Elizabeth Warren Celebrity Donors Bring Huge Donations to Campaign

United States Senate candidate Elizabeth Warren has made it her mission to run using small donations from individuals, not corporations. She faces a battle against Massachusetts' Senator Scott Brown in November and has raked in several contributions from big-name celebrities.

Barbara Streisand and producer Marcy Carsey each donated $2,500 to Warren's campaign, as did DreamWorks CEO Jeffrey Katzenberg and actor Toby Maguire. Their donations, however, were doubled by the likes of Susan Sarandon, Edward Norton, and Jon Krasinski. Among her biggest-donating celebrities are Jennifer Garner, Ben Affleck, and Matt Damon, who all donated $10,000.

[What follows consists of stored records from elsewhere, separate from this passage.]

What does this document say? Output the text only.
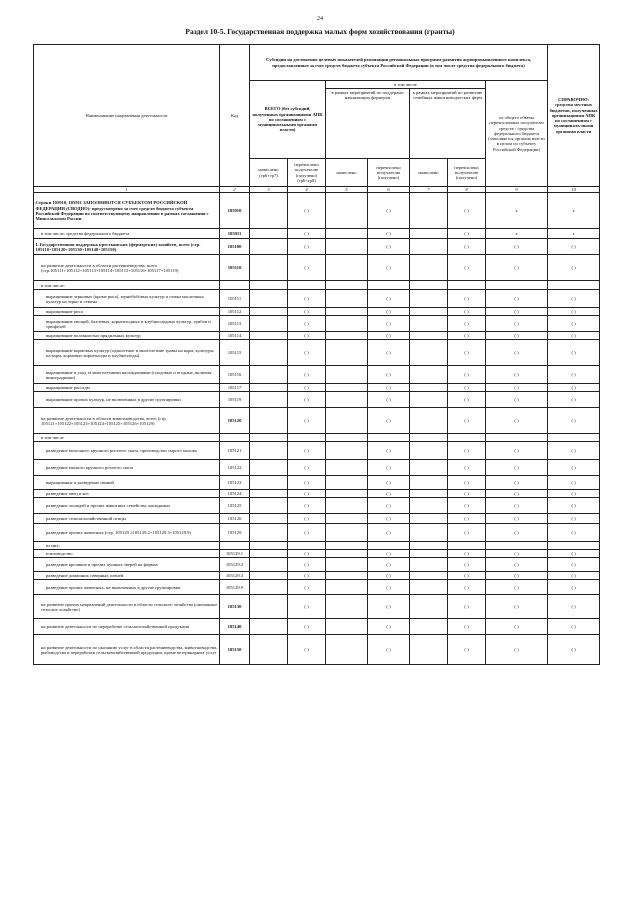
24
Раздел 10-5. Государственная поддержка малых форм хозяйствования (гранты)
Наименование направления деятельности	Код	Субсидии на достижение целевых показателей реализации региональных программ развития агропромышленного комплекса, предоставленные за счет средств бюджета субъекта Российской Федерации (в том числе средства федерального бюджета)							СПРАВОЧНО: средства местных бюджетов, полученных организациями АПК по соглашениям с муниципаль-ными органами власти
		ВСЕГО (без субсидий, полученных организациями АПК по соглашениям с муниципальными органами власти)		в том числе				из общего объема перечисленных получателю средств - средства федерального бюджета (заполняется органом власти в целом по субъекту Российской Федерации)	
				в рамках мероприятий по поддержке начинающих фермеров		в рамках мероприятий по развитию семейных животноводческих ферм			
		начислено (гр6+гр7)	перечислено получателю (получено) (гр6+гр8)	начислено	перечислено получателю (получено)	начислено	перечислено получателю (получено)		
1	2	3	4	5	6	7	8	9	10
Строки 105910, 105911 ЗАПОЛНЯЮТСЯ СУБЪЕКТОМ РОССИЙСКОЙ ФЕДЕРАЦИИ (СВОДНО): предусмотрено за счет средств бюджета субъекта Российской Федерации по соответствующему направлению в рамках соглашения с Минсельхозом России	105910		( )		( )		( )	x	x
в том числе: средства федерального бюджета	105911		( )		( )		( )	x	x
I. Государственная поддержка крестьянских (фермерских) хозяйств, всего (стр. 105110+105120+105130+105140+105150)	105100		( )		( )		( )	( )	( )
на развитие деятельности в области растениеводства, всего (стр.105111+105112+105113+105114+105115+105116+105117+105119)	105110		( )		( )		( )	( )	( )
в том числе:									
выращивание зерновых (кроме риса), зернобобовых культур и семян масличных культур на зерно и семена	105111		( )		( )		( )	( )	( )
выращивание риса	105112		( )		( )		( )	( )	( )
выращивание овощей, бахчевых, корнеплодных и клубнеплодных культур, грибов и трюфелей	105113		( )		( )		( )	( )	( )
выращивание волокнистых прядильных культур	105114		( )		( )		( )	( )	( )
выращивание кормовых культур (однолетние и многолетние травы на корм, культуры на корм, кормовые корнеплоды и клубнеплоды)	105115		( )		( )		( )	( )	( )
выращивание и уход за многолетними насаждениями (плодовые и ягодные, включая виноградники)	105116		( )		( )		( )	( )	( )
выращивание рассады	105117		( )		( )		( )	( )	( )
выращивание прочих культур, не включенных в другие группировки	105119		( )		( )		( )	( )	( )
на развитие деятельности в области животноводства, всего (стр 105121+105122+105123+105124+105125+105126+105129)	105120		( )		( )		( )	( )	( )
в том числе									
разведение молочного крупного рогатого скота, производство сырого молока	105121		( )		( )		( )	( )	( )
разведение мясного крупного рогатого скота	105122		( )		( )		( )	( )	( )
выращивание и разведение свиней	105123		( )		( )		( )	( )	( )
разведение овец и коз	105124		( )		( )		( )	( )	( )
разведение лошадей и прочих животных семейства лошадиных	105125		( )		( )		( )	( )	( )
разведение сельскохозяйственной птицы	105126		( )		( )		( )	( )	( )
разведение прочих животных (стр. 105129 ≥105129.2+105129.3+105129.9)	105129		( )		( )		( )	( )	( )
из них:									
пчеловодство	105129.1		( )		( )		( )	( )	( )
разведение кроликов и прочих пушных зверей на фермах	105129.2		( )		( )		( )	( )	( )
разведение домашних северных оленей	105129.3		( )		( )		( )	( )	( )
разведение прочих животных, не включенных в другие группировки	105129.9		( )		( )		( )	( )	( )
на развитие прочих направлений деятельности в области сельского хозяйства (смешанное сельское хозяйство)	105130		( )		( )		( )	( )	( )
на развитие деятельности по переработке сельскохозяйственной продукции	105140		( )		( )		( )	( )	( )
на развитие деятельности по оказанию услуг в области растениеводства, животноводства, рыбоводства и переработки сельскохозяйственной продукции, кроме ветеринарных услуг	105150		( )		( )		( )	( )	( )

Warren released the names of her donors and has made it a mainstream issue that all candidates, no matter the office, fully disclose their donors. Of the $3.15 million that Warren has raised in one month, 56 percent has come from small donations of less than $250, showing her popularity with everyday people.

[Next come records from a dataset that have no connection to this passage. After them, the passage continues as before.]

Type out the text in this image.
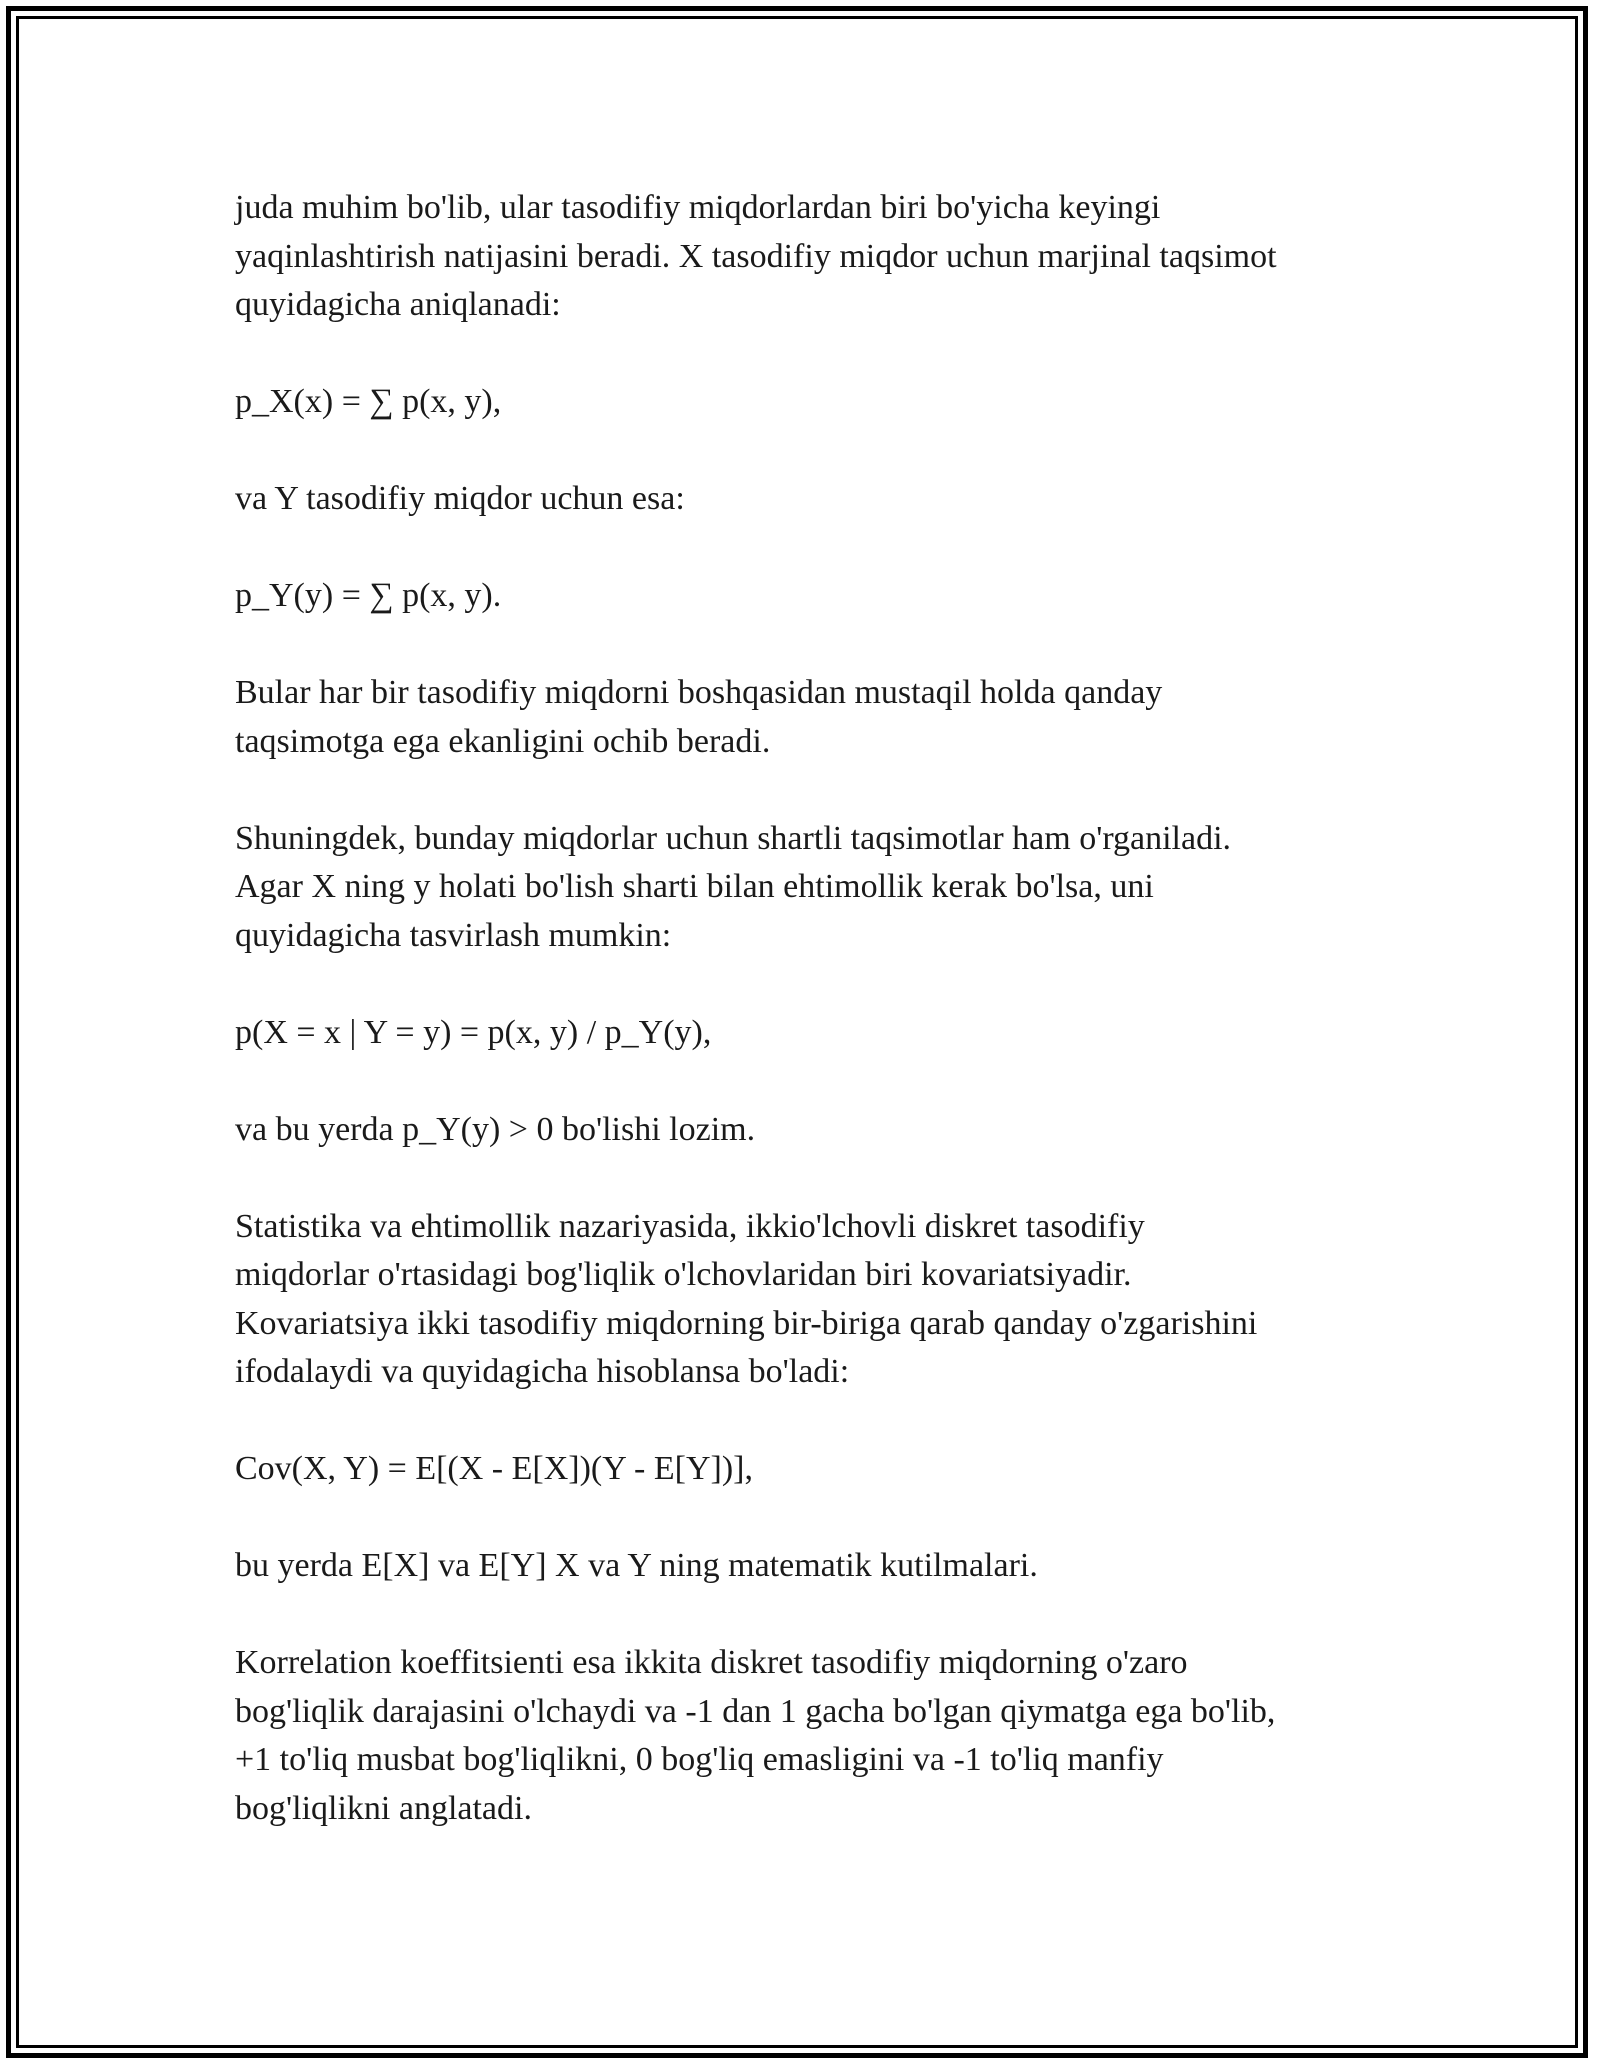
juda muhim bo'lib, ular tasodifiy miqdorlardan biri bo'yicha keyingi
yaqinlashtirish natijasini beradi. X tasodifiy miqdor uchun marjinal taqsimot
quyidagicha aniqlanadi:

p_X(x) = ∑ p(x, y),

va Y tasodifiy miqdor uchun esa:

p_Y(y) = ∑ p(x, y).

Bular har bir tasodifiy miqdorni boshqasidan mustaqil holda qanday
taqsimotga ega ekanligini ochib beradi.

Shuningdek, bunday miqdorlar uchun shartli taqsimotlar ham o'rganiladi.
Agar X ning y holati bo'lish sharti bilan ehtimollik kerak bo'lsa, uni
quyidagicha tasvirlash mumkin:

p(X = x | Y = y) = p(x, y) / p_Y(y),

va bu yerda p_Y(y) > 0 bo'lishi lozim.

Statistika va ehtimollik nazariyasida, ikkio'lchovli diskret tasodifiy
miqdorlar o'rtasidagi bog'liqlik o'lchovlaridan biri kovariatsiyadir.
Kovariatsiya ikki tasodifiy miqdorning bir-biriga qarab qanday o'zgarishini
ifodalaydi va quyidagicha hisoblansa bo'ladi:

Cov(X, Y) = E[(X - E[X])(Y - E[Y])],

bu yerda E[X] va E[Y] X va Y ning matematik kutilmalari.

Korrelation koeffitsienti esa ikkita diskret tasodifiy miqdorning o'zaro
bog'liqlik darajasini o'lchaydi va -1 dan 1 gacha bo'lgan qiymatga ega bo'lib,
+1 to'liq musbat bog'liqlikni, 0 bog'liq emasligini va -1 to'liq manfiy
bog'liqlikni anglatadi.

Now, though, with the celeb disclosure, more people are able to see her popularity with the A-list. Warren has never claimed to be above her constituents and has committed herself to running an honest, everyday campaign. Her appeal lies in her humility, analysts have said, and could be crucial to her campaign against the incumbent Brown.

There are those, however, who do not trust Warren's "down-home" style and have criticized her history of working for Harvard University.

"This woman has always gone for the gold ring for herself," noted Huffington Post user Charles W. Noble. "Professor at Harvard to train the new Goldman Sachs of the world and now a senator. She seems to be gaining a lot from poor people. Why should anyone believe she's for real?"

Warren, however, has famously said, "There is nobody in this country who got rich on his own. Nobody. Now look, you built a factory and it turned into something terrific, or a great idea? God bless. Keep a big hunk of it. But part of the underlying social contract is you take a hunk of that and pay forward for the next kid who comes along."